FIGURE 1 illustrates an output buffer coupled to a transmission line. At the output stage of an integrated circuit, an output buffer is typically needed to transfer signals to the signal lines. The term "buffer" may also refer to an entire 1C dedicated solely to driving the signal lines. An output buffer 16 coupled to a transmission line 14 is illustrated in FIGURE 1. The transmission line has characteristic impedance Z0. The output buffer 16 includes a pull up device and a pull down device, which exhibits output impedance RLH 106, when the output undergoes a low-to-high transition, and output impedance RHL 108 when undergoing a high-to-low transition. These impedances are, for the most part, contributed by pull-up and pull-down transistors at the output stage of the buffer.
FIGURE 2 is a schematic diagram of a driver which may be employed in one of the output buffer devices 16, shown in FIGURE 1.
FIGURE 3A illustrates the output voltage of an output buffer 16 as it undergoes an output transition from a high state to a low state. The output waveform exhibits an intermediate step before falling to the low state. This step is caused by the fact that for a high-to-low transition, the resistor RHL in series with the characteristic impedance Z0 acts as a voltage divider. The height of the step depends on the relative values of RHL and Z0, and the length of the step depends upon the round trip electrical delay of the output signal through the transmission line. For high speed data transfer with rise / fall times less than Ins, the impedance of output buffers are intentionally made much smaller than transmission line impedance. The low output driver impedance helps to achieve plateau level near to the low logic level which helps to achieve fall time specifications. In the open circuit context, one skilled in the art can easily understand that the transition of the output signal generated by the output buffer, keeping RHL less than the characteristic impedance of the transmission line, may result in severe undershoots and overshoots related to the desired steady state value.
FIGURE 3B illustrates the output voltage of an output buffer as it undergoes an output transition from a high state to a low state. FIGURE 3B shows the waveform at the output node 28 keeping RHL much less than the transmission line impedance. In addition the problems associated \vith ringing like over voltage, threshold crossing etc. may degrade the performance of the system.

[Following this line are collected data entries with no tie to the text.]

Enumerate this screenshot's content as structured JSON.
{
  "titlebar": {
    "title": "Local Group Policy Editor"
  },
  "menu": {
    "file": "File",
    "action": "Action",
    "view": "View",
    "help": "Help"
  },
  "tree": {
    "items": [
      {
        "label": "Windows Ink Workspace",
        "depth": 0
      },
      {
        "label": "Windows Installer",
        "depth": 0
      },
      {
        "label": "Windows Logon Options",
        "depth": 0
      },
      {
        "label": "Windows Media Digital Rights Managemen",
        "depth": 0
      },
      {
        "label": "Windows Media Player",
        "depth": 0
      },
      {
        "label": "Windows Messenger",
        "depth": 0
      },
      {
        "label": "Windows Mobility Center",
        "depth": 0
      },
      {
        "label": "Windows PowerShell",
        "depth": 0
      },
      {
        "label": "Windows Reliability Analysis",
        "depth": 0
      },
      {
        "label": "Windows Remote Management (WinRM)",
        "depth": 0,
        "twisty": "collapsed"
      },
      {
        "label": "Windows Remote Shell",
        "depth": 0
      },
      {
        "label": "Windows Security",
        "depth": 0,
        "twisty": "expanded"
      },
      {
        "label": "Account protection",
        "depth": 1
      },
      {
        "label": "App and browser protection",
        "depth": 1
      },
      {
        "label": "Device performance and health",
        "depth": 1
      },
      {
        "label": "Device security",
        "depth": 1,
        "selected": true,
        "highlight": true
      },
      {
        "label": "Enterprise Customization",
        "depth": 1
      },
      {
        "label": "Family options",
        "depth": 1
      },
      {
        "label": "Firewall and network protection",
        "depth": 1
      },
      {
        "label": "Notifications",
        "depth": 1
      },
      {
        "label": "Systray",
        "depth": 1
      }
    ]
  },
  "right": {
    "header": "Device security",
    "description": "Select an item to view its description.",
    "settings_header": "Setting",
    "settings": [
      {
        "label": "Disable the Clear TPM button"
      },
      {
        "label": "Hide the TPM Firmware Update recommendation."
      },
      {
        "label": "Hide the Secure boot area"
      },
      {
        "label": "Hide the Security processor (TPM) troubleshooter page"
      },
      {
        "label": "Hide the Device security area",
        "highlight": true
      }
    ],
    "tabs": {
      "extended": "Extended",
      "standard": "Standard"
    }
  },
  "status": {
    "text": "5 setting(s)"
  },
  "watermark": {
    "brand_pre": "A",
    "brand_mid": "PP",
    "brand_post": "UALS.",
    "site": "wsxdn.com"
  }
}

Accordingly, there is a need to provide an improved output buffer that eliminates the ringing effects and at the same time meets the high speed specifications.
Therefore, there is a need of an output buffer module providing constant output impedance for driving transmission line loads in the integrated circuits. Moreover, the module further improves the output of the integrated circuits during state transitions
Summary of the invention
It an object of the present invention to provide an output buffer circuit for improving an output of the buffer during state transitions.
To achieve said objectives, the present invention provides an output buffer circuit for suppressing ringing during state transitions by generating a variable output impedance proportional to a transmission line impedance, said buffer circuit comprising:
a first impedance control circuit generating a first control signal, said control circuit receiving a first input from an output terminal and a second input from an input data signal;
a pull down NMOS transistor having a drain connected to said output terminal, a source connected to a ground voltage, and a gate connected to an output of said first impedance control circuit, said NMOS transistor receiving said first control signal for adjusting its impedance;
a second impedance control circuit generating a second control signal, said second control circuit receiving a first input from said output terminal and a second input from an second input data signal; and
a pull up PMOS transistor having a drain connected to said output terminal, a source connected to a supply voltage, and a gate connected to an output of said second impedance control circuit, said PMOS transistor receiving said second control signal for adjusting its impedance.
Further, the present invention provides an impedance control circuit generating a control signal for varying an impedance of a output node comprising:
a first PMOS transistor having a source connected to a supply voltage, a drain connected to a control signal, and a gate connected to a data signal through an inverter;
a second PMOS transistor having a source connected to the control signal, a drain connected to a ground voltage, and a gate connected to an output voltage node;
a first NMOS transistor having a drain connected to the control signal, a source connected to a ground terminal, and a gate connected to the data signal through said inverter; and
a second NMOS transistor having a drain connected to the output voltage node, a source connected to the ground terminal, and a gate connected to the control signal.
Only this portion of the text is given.